No Limit Records
At the outset of White Eyes, Magic says that the “original formula” that he’s “conjured up” will help define the new No Limit, and the ensuing record mostly validates his claim, as Eyes is a sonic departure from most of the other music made by the No Limit soldiers and their omnipresent general, Master P. Hopefully, Magic’s record will be the first in a series of coming releases to take No Limit to new musical ground, a place far away from the tired tract in which the label’s flag has been planted for too long.
The direction Magic follows is a pleasant one, and his album contains a series of beats that are more melodic and musical than that standard keyboard tracks Master P, this release’s executive producer (of course), commonly favors. Of particular note are “Hustler,” a steady, R&B-infused assessment of Magic’s life, and “I’ll Be There,” an ode to companionship whose light-jazz melody sounds almost out of place on a No Limit album.
As Magic says, though, this is the new No Limit, and its growth is accompanied by a few developmentally appropriate obstacles. One such problem is that Eyes becomes too repetitive by its midway point, as all the songs either resemble the lighter ones previously discussed or the more standard bounce tracks like “Fire.” The maturity and variety forecasted by the record’s opening is mitigated by what becomes a fairly limited track lineup, the record’s overarching tone vacillating between two poles only. Magic would have been smarter to find middle ground or refine his new sound to the point where its repetition did not become stale.
Countering the negatives associated with some beats that can become bland is Magic’s delivery, a steady though understated flow that meshes well with the many smooth tracks on the record. On “Forgive Us” Magic’s style is especially welcomed as a contrast to the falsetto singing intentionally meant to lend the chorus an Isley-type vocal presence.

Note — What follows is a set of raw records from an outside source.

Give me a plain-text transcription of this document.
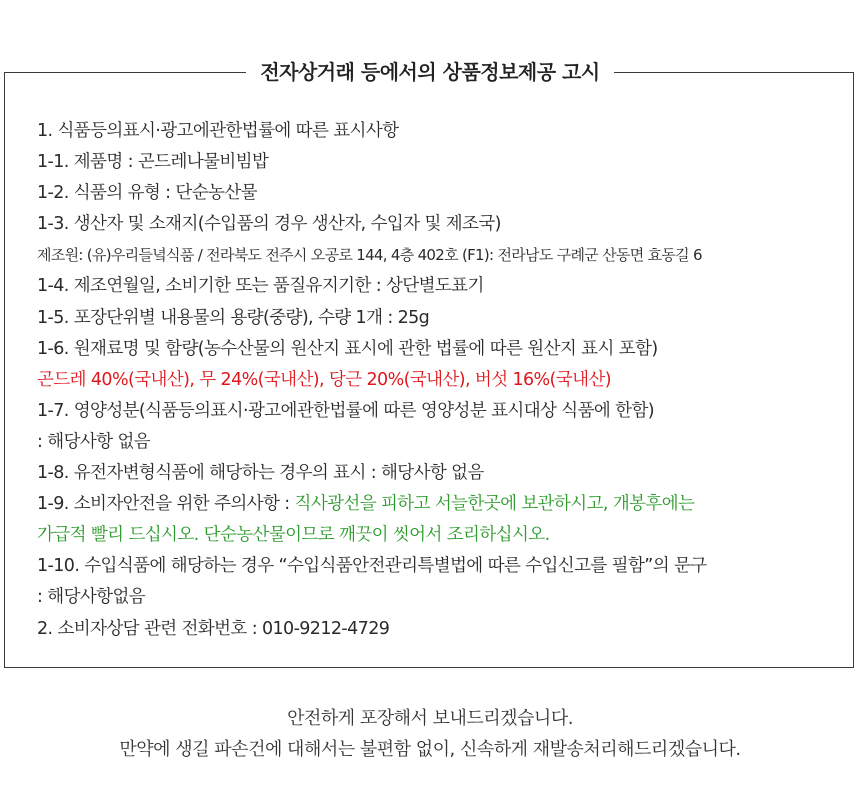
전자상거래 등에서의 상품정보제공 고시
1. 식품등의표시·광고에관한법률에 따른 표시사항
1-1. 제품명 : 곤드레나물비빔밥
1-2. 식품의 유형 : 단순농산물
1-3. 생산자 및 소재지(수입품의 경우 생산자, 수입자 및 제조국)
제조원: (유)우리들녘식품 / 전라북도 전주시 오공로 144, 4층 402호 (F1): 전라남도 구례군 산동면 효동길 6
1-4. 제조연월일, 소비기한 또는 품질유지기한 : 상단별도표기
1-5. 포장단위별 내용물의 용량(중량), 수량 1개 : 25g
1-6. 원재료명 및 함량(농수산물의 원산지 표시에 관한 법률에 따른 원산지 표시 포함)
곤드레 40%(국내산), 무 24%(국내산), 당근 20%(국내산), 버섯 16%(국내산)
1-7. 영양성분(식품등의표시·광고에관한법률에 따른 영양성분 표시대상 식품에 한함)
: 해당사항 없음
1-8. 유전자변형식품에 해당하는 경우의 표시 : 해당사항 없음
1-9. 소비자안전을 위한 주의사항 : 직사광선을 피하고 서늘한곳에 보관하시고, 개봉후에는
가급적 빨리 드십시오. 단순농산물이므로 깨끗이 씻어서 조리하십시오.
1-10. 수입식품에 해당하는 경우 “수입식품안전관리특별법에 따른 수입신고를 필함”의 문구
: 해당사항없음
2. 소비자상담 관련 전화번호 : 010-9212-4729
안전하게 포장해서 보내드리겠습니다.
만약에 생길 파손건에 대해서는 불편함 없이, 신속하게 재발송처리해드리겠습니다.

That contrivance is indicative of the album’s other major flaw: Master P seems to have simply taken other people’s ideas. In addition to the patently obvious Isley impersonation, songs like “I’ll Be There,” despite their general merit, are nearly laughable given their direct resemblance to past hit tracks. In the latter’s case, the song’s hook borrows from Nelly’s “Dilemma” in nearly embarrassing fashion. Were there more artistic intentions general promoted by No Limit, such “nods” to inspiration would not seem so disingenuous, but regardless, any sonic growth from Magic and his label mates is a welcomed change.